Siamo ancora qua: la resistenza di chi vive nelle zone terremotate
A quattro anni dal sisma la ricostruzione nei territori del centro Italia è ancora ferma.
Migliaia di persone vivono nei villaggi SAE, le Soluzioni Abitative di Emergenza poco più che scatolette prefabbricate in tre taglie: 40/60/80 mq a seconda delle dimensioni del nucleo famigliare. Altre migliaia di persone vivono in CAS (Contributo di Autonoma Sistemazione) cioè un contributo erogato dallo stato per prendersi in affitto una casa ovviamente dove case ci sono, quindi lontano da dove si viveva. Per alcuni questo contributo è diventato anche l’unico sostegno al reddito producendo forti iniquità: un obolo utile ma non necessario per chi ha un reddito alto, un contributo insufficiente per chi oltre la casa ha perso anche il lavoro. Ancora centinaia di persone vivono negli alberghi e stanno vivendo il dramma di doversene andare passando in CAS per consentire la stagione agli albergatori.
In tutto questo di certo l’emergenza Coronavirus ha ulteriormente complicato le cose. Fortunatamente il virus non è arrivato, se non in pochi limitati casi, nelle zone terremotate né vi sono stati focolai, ma di certo si sono cumulati i disagi di una condizione di vita già limitata. In tutto questo qualche speranza è stata data dalle ordinanze del nuovo commissario, quantomeno nel metodo. Infatti dopo anni di scontri e di proteste i comitati dei terremotati portatori di decine di proposte sono stati ascoltati e considerati interlocutori stabili della struttura commissariale per giungere alla risoluzione dei problemi. Quando questo accadrà è tutto da vedersi anche perché la politica sembra essersi dimenticata delle zone terremotate e si arriva persino alla mancata inclusione delle misure più urgenti nel cosiddetto “decreto rilancio”.
Ma più delle difficoltà ci piace parlare della multiforme resistenza della gente di questi luoghi:
della straordinaria capacità di accoglienza degli operatori turistici della montagna, spesso però assaliti da un turismo un po’ “barbarico” mordi e fuggi. In questi luoghi bellissimi che vale la pena sostenere anche visitandoli e rispettandoli è importante parlare di rigenerazione eco-sociale e conoscenza dell’Appennino, delle mille alternative fatte di cammini, turismo lento, produzioni locali, iniziative culturali, pur nei limiti imposti dalle regole antivirus. Ci piacerebbe parlare a lungo delle forme di resistenza delle aziende agricole, delle comunanze agrarie, delle piccole comunità. E restare, abitare l’Appennino è anche contrastare iniziative calate dall’alto (nuove imponenti grandi opere e l’arrivo di multinazionali dell’agrobusiness) con progetti, cui diamo tutto il nostro sostegno, come la Coop di Comunità del Ceresa di cui è arrivato il primo raccolto di frutti di bosco.
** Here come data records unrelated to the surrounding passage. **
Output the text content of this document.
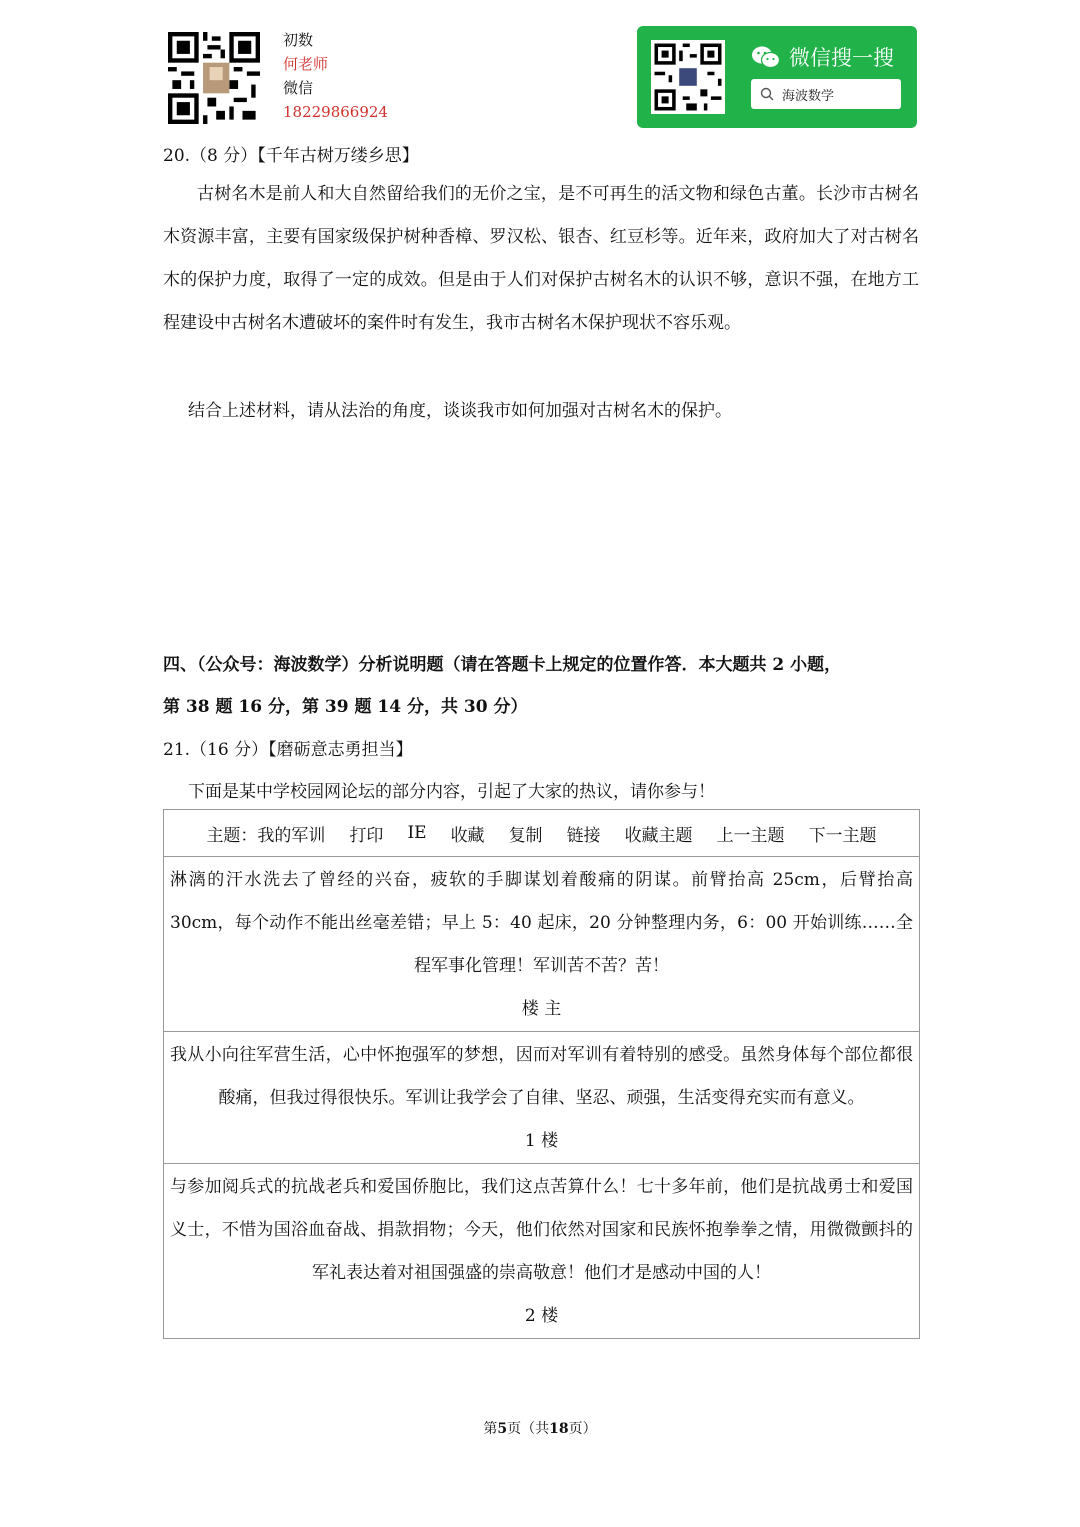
初数
何老师
微信
18229866924
微信搜一搜
海波数学
20.（8 分）【千年古树万缕乡思】
古树名木是前人和大自然留给我们的无价之宝，是不可再生的活文物和绿色古董。长沙市古树名木资源丰富，主要有国家级保护树种香樟、罗汉松、银杏、红豆杉等。近年来，政府加大了对古树名木的保护力度，取得了一定的成效。但是由于人们对保护古树名木的认识不够，意识不强，在地方工程建设中古树名木遭破坏的案件时有发生，我市古树名木保护现状不容乐观。
结合上述材料，请从法治的角度，谈谈我市如何加强对古树名木的保护。
四、（公众号：海波数学）分析说明题（请在答题卡上规定的位置作答．本大题共 2 小题，
第 38 题 16 分，第 39 题 14 分，共 30 分）
21.（16 分）【磨砺意志勇担当】
下面是某中学校园网论坛的部分内容，引起了大家的热议，请你参与！
主题：我的军训 打印 IE 收藏 复制 链接 收藏主题 上一主题 下一主题
淋漓的汗水洗去了曾经的兴奋，疲软的手脚谋划着酸痛的阴谋。前臂抬高 25cm，后臂抬高 30cm，每个动作不能出丝毫差错；早上 5：40 起床，20 分钟整理内务，6：00 开始训练……全程军事化管理！军训苦不苦？苦！
楼 主
我从小向往军营生活，心中怀抱强军的梦想，因而对军训有着特别的感受。虽然身体每个部位都很酸痛，但我过得很快乐。军训让我学会了自律、坚忍、顽强，生活变得充实而有意义。
1 楼
与参加阅兵式的抗战老兵和爱国侨胞比，我们这点苦算什么！七十多年前，他们是抗战勇士和爱国义士，不惜为国浴血奋战、捐款捐物；今天，他们依然对国家和民族怀抱拳拳之情，用微微颤抖的军礼表达着对祖国强盛的崇高敬意！他们才是感动中国的人！
2 楼
第5页（共18页）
Resistere è anche contribuire al recupero dei castagneti contro lo sfruttamento dei terreni per piante non autoctone come i noccioleti; è provare concretamente, giorno dopo giorno, a costruire alternative concrete alla grande distribuzione organizzata, nell’ottica della costruzione di comunità, che unisca produzione, trasformazione, distribuzione e consumo.
Sarà un’estate ancora con le ferite aperte del sisma ma con tanta forza e voglia di rinascita, nonostante tutto.